Вот он, чисто американский способ преподносить неприятные новости: невероятно сочувственно и сердечно, энергично и сверхпозитивно… даже если то, что ты пытаешься донести, просто ультранегативно. Английский же подход в корне отличается: здесь дурные вести вам либо смущенно промямлят, либо выложат с беспощадной резкостью. Честно говоря, я предпочитаю последнее. По крайней мере, знаешь, на что рассчитывать, и не тешишь себя пустыми надеждами, которые порождает это напускное радушие — вроде того, что изобразил Джейсон Фаррелли.

— Знаешь, Салли, было бы здорово повидаться, а? А на счет работы… никогда же не знаешь, может быть… я не знаю… вдруг удастся найти тут что-нибудь для тебя.

Это последнее замечание меня слегка насторожило, но, поскольку впервые за все время я услышала что-то сколько-нибудь обнадеживающее, отчаянно хотелось верить, что он и впрямь сможет мне помочь.

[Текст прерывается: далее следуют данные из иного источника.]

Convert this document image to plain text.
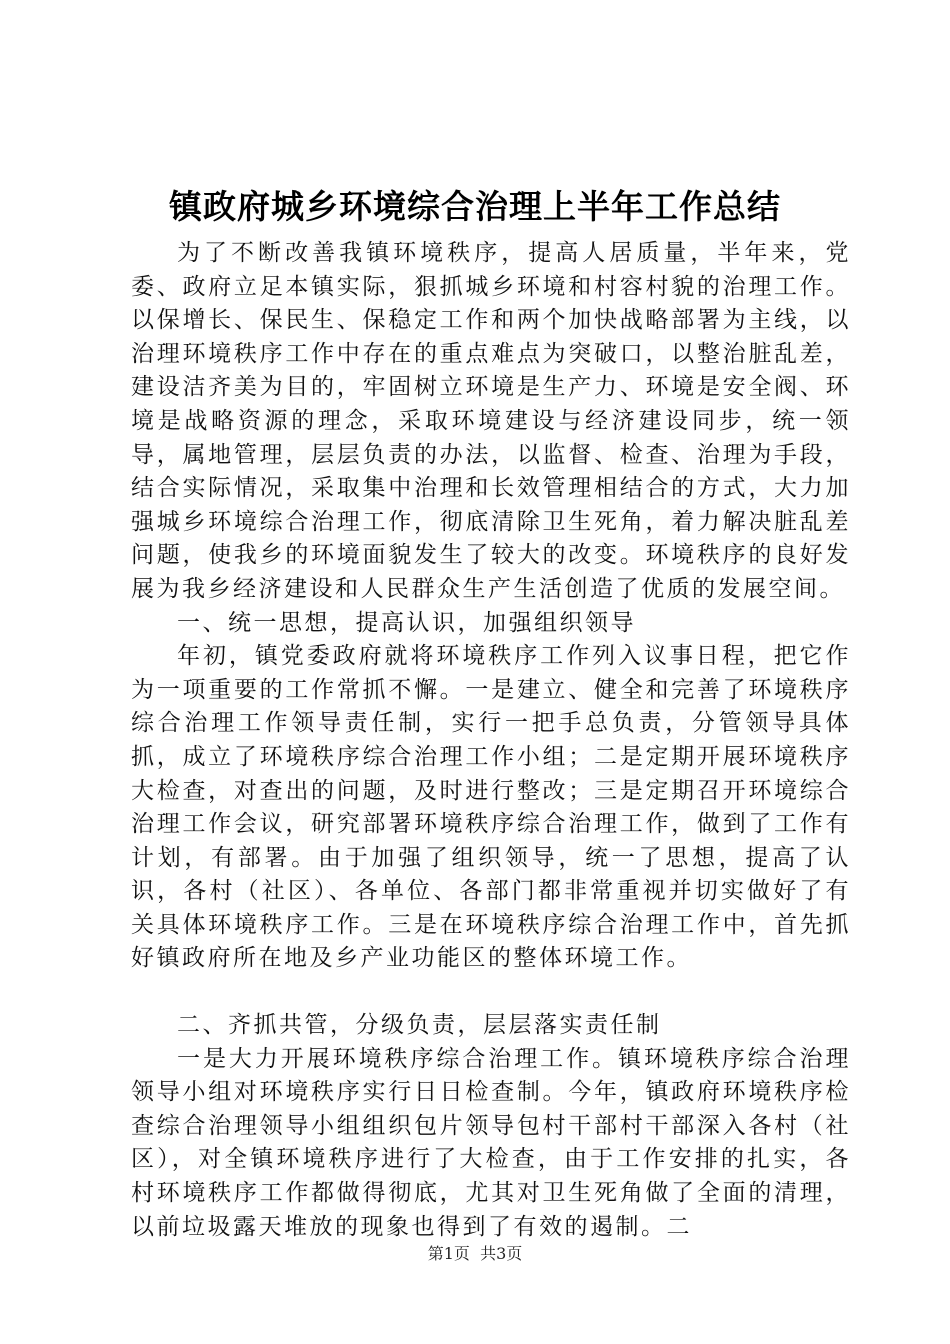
镇政府城乡环境综合治理上半年工作总结

为了不断改善我镇环境秩序，提高人居质量，半年来，党委、政府立足本镇实际，狠抓城乡环境和村容村貌的治理工作。以保增长、保民生、保稳定工作和两个加快战略部署为主线，以治理环境秩序工作中存在的重点难点为突破口，以整治脏乱差，建设洁齐美为目的，牢固树立环境是生产力、环境是安全阀、环境是战略资源的理念，采取环境建设与经济建设同步，统一领导，属地管理，层层负责的办法，以监督、检查、治理为手段，结合实际情况，采取集中治理和长效管理相结合的方式，大力加强城乡环境综合治理工作，彻底清除卫生死角，着力解决脏乱差问题，使我乡的环境面貌发生了较大的改变。环境秩序的良好发展为我乡经济建设和人民群众生产生活创造了优质的发展空间。

一、统一思想，提高认识，加强组织领导

年初，镇党委政府就将环境秩序工作列入议事日程，把它作为一项重要的工作常抓不懈。一是建立、健全和完善了环境秩序综合治理工作领导责任制，实行一把手总负责，分管领导具体抓，成立了环境秩序综合治理工作小组；二是定期开展环境秩序大检查，对查出的问题，及时进行整改；三是定期召开环境综合治理工作会议，研究部署环境秩序综合治理工作，做到了工作有计划，有部署。由于加强了组织领导，统一了思想，提高了认识，各村（社区）、各单位、各部门都非常重视并切实做好了有关具体环境秩序工作。三是在环境秩序综合治理工作中，首先抓好镇政府所在地及乡产业功能区的整体环境工作。

二、齐抓共管，分级负责，层层落实责任制

一是大力开展环境秩序综合治理工作。镇环境秩序综合治理领导小组对环境秩序实行日日检查制。今年，镇政府环境秩序检查综合治理领导小组组织包片领导包村干部村干部深入各村（社区），对全镇环境秩序进行了大检查，由于工作安排的扎实，各村环境秩序工作都做得彻底，尤其对卫生死角做了全面的清理，以前垃圾露天堆放的现象也得到了有效的遏制。二

第1页 共3页
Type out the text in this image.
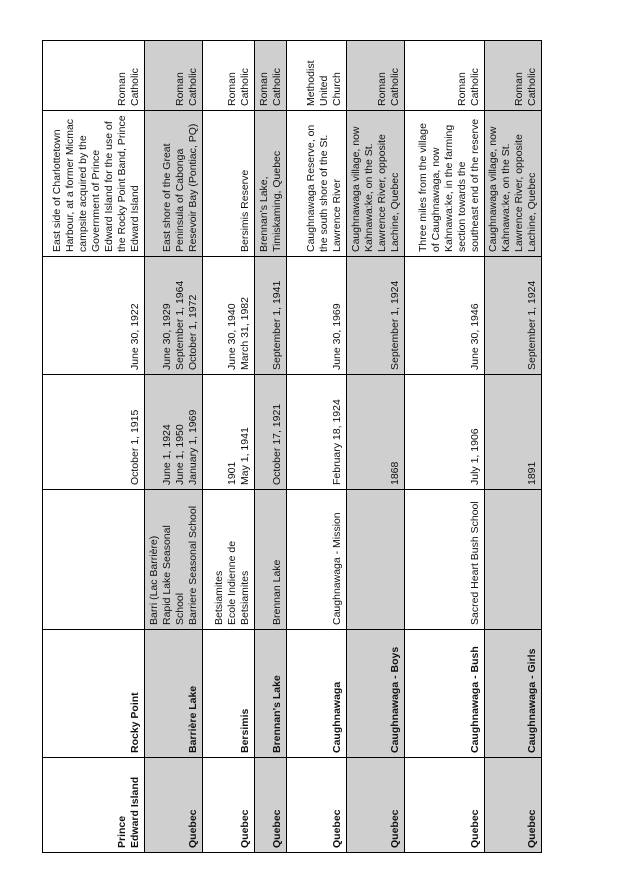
Prince Edward Island	Rocky Point		October 1, 1915	June 30, 1922	East side of Charlottetown Harbour, at a former Micmac campsite acquired by the Government of Prince Edward Island for the use of the Rocky Point Band, Prince Edward Island	Roman Catholic

Quebec	Barrière Lake	Barri (Lac Barrière) Rapid Lake Seasonal School Barriere Seasonal School	June 1, 1924 June 1, 1950 January 1, 1969	June 30, 1929 September 1, 1964 October 1, 1972	East shore of the Great Peninsula of Cabonga Resevoir Bay (Pontiac, PQ)	Roman Catholic

Quebec	Bersimis	Betsiamites Ecole Indienne de Betsiamites	1901 May 1, 1941	June 30, 1940 March 31, 1982	Bersimis Reserve	Roman Catholic

Quebec	Brennan's Lake	Brennan Lake	October 17, 1921	September 1, 1941	Brennan's Lake, Timiskaming, Quebec	Roman Catholic

Quebec	Caughnawaga	Caughnawaga - Mission	February 18, 1924	June 30, 1969	Caughnawaga Reserve, on the south shore of the St. Lawrence River	Methodist United Church

Quebec	Caughnawaga - Boys		1868	September 1, 1924	Caughnawaga village, now Kahnawa:ke, on the St. Lawrence River, opposite Lachine, Quebec	Roman Catholic

Quebec	Caughnawaga - Bush	Sacred Heart Bush School	July 1, 1906	June 30, 1946	Three miles from the village of Caughnawaga, now Kahnawa:ke, in the farming section towards the southeast end of the reserve	Roman Catholic

Quebec	Caughnawaga - Girls		1891	September 1, 1924	Caughnawaga village, now Kahnawa:ke, on the St. Lawrence River, opposite Lachine, Quebec	Roman Catholic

— О, Джейсон, это было бы просто невероятно!

— Одна проблемка, — сказал он. — Меня на три недели переводят в Париж… наш тамошний представитель должен съездить в Штаты, кто-то у него умер в семье. Так что через два дня я уезжаю. И график на эти дни у меня просто сумасшедший, сама понимаешь, все забито.

— Ну а я практически свободна — так что, если выкроишь полчасика, я подстроюсь…

— Тогда, может, в девять пятнадцать завтра утром?

— Куда подъехать?

— Знаешь «Набережную», ресторан в Олдвике? У них можно позавтракать. Времени у меня мало. От силы полчаса.

Я надела свой единственный приличный черный костюм, полученный из чистки, и — хотя это было мне совершенно не по средствам — ухнула тридцать фунтов на стрижку и укладку в парикмахерской на Патни Хай-стрит. В ресторан я прибыла на пятнадцать минут раньше срока. Он оказался этакой ультрамодной империей пищи — кругом хром, стекло, лоск и глянец. Даже сейчас, в утреннее время, зал был заполнен богато одетыми клиентами, которые громко переговаривались, перекрывая шум и грохот, царивший вокруг. Меня проводили к столику, который Джейсон зарезервировал на свое имя. Я заказала капучино, читала «Индепендент» — и ждала.

— Девять пятнадцать… девять тридцать… К этому времени я заволновалась, поскольку к одиннадцати должна была поспеть в Уондзуорт на еженедельное свидание с Джеком. Для этого мне необходимо было уйти из ресторана не позднее девяти сорока пяти. Я все время спрашивала, не звонил ли мне Джейсон. Извините, никто не звонил, был ответ.

Я уже попросила официантку принести мне счет, когда он вдруг явился. На часах было девять сорок три. Взмыленный Джейсон начал взахлеб рассказывать, что сегодня с утра пораньше Ханг Сенг[42] вдруг преподнес сюрприз, на финансовом рынке внезапный подъём… ну, словом, все закрутилось, сама знаешь, как это бывает…

Я знала — но еще я знала, что мне пора уходить. Однако при этом мне не хотелось объяснять Джейсону причину, по которой я должна бежать, вообще не хотелось посвящать его в историю того, как и почему у меня отобрали ребенка. И я отдавала себе отчет в том, что это — единственный шанс поговорить с ним о работе и, может быть, получить хоть какой-то заработок. Работа мне сейчас нужна была позарез — и так же позарез нужно было вовремя прибыть в Уондзуорт и произвести благоприятное впечатление на социального работника, показать себя человеком ответственным и надежным, которому можно доверить, воспитание ребенка.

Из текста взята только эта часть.